What I do:

I am a studio potter currently based in York, with a fascination for prehistoric archaeological art and ceramic design of northwestern Europe, specifically material culture from the Late Mesolithic and Early Neolithic. My creative identity is underpinned by a love for the regenerative disposition and materiality of life, death, the natural world, anthropogenic things, and how all of these are inherently inseparable.

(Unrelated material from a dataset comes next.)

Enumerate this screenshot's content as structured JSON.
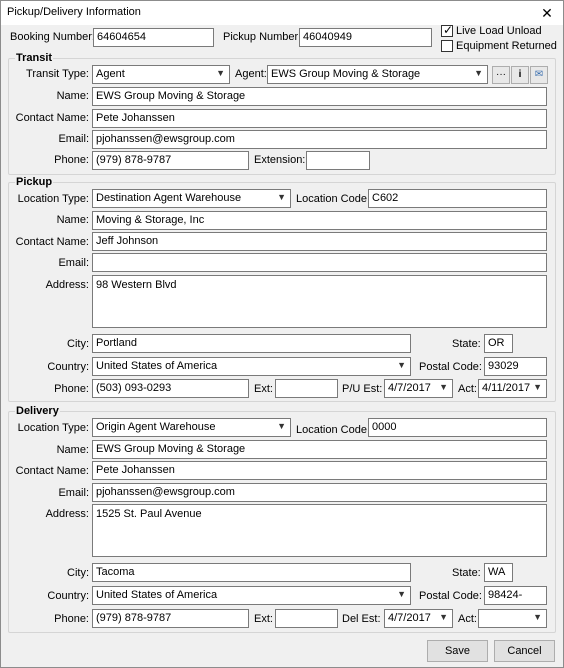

This manifests in my work as pottery allows for me to engage with an ancient technology (which I firmly believe has always been a form of art), tied to human creativity and technical skill, whilst also allowing me to utilise the natural materials local to me.

I mainly produce wheel-thrown decorative vessels, urns and smaller objects and create my own ash glazes from trees, shrubs or seaweed and animal remains such as shells and bone which I’ve procured locally. My aim is to combine these aspects of modern ceramic design with the complex beauty of prehistoric archaeological artistic expression of European Mesolithic/Neolithic cultures, seen across prehistoric ceramics, jewellery and rock art.

How did I get here?

Other than being initially born, I was introduced to ceramic design as a teenager during my foundation Art and Design degree at York College where I was taught how to wheel-throw by Edward Poxon. My curiosity in studio pottery lead to me graduating from The Sheffield Institute of Arts at Sheffield Hallam in 2021, where I received my Ba(Hons) in Product Design. This is where I properly specialised in ceramics, and afterwards I began to work as a studio potter in my own (at the time rather rudimentary) studio, where I began experimenting with various aesthetic choices, clay bodies, glazes and vessel forms. As of 2024, I completed an MA in Material Culture and Experimental Archaeology at the University of York. Here I researched prehistoric artistic expression of the European Mesolithic and Neolithic, contextual to relevant material culture throughout the archaeological record by applying my technical abilities in ceramic design and experimental archaeology to unravel existing questions of the ceramics of Prehistoric European Mesolithic hunter-gatherer cultures.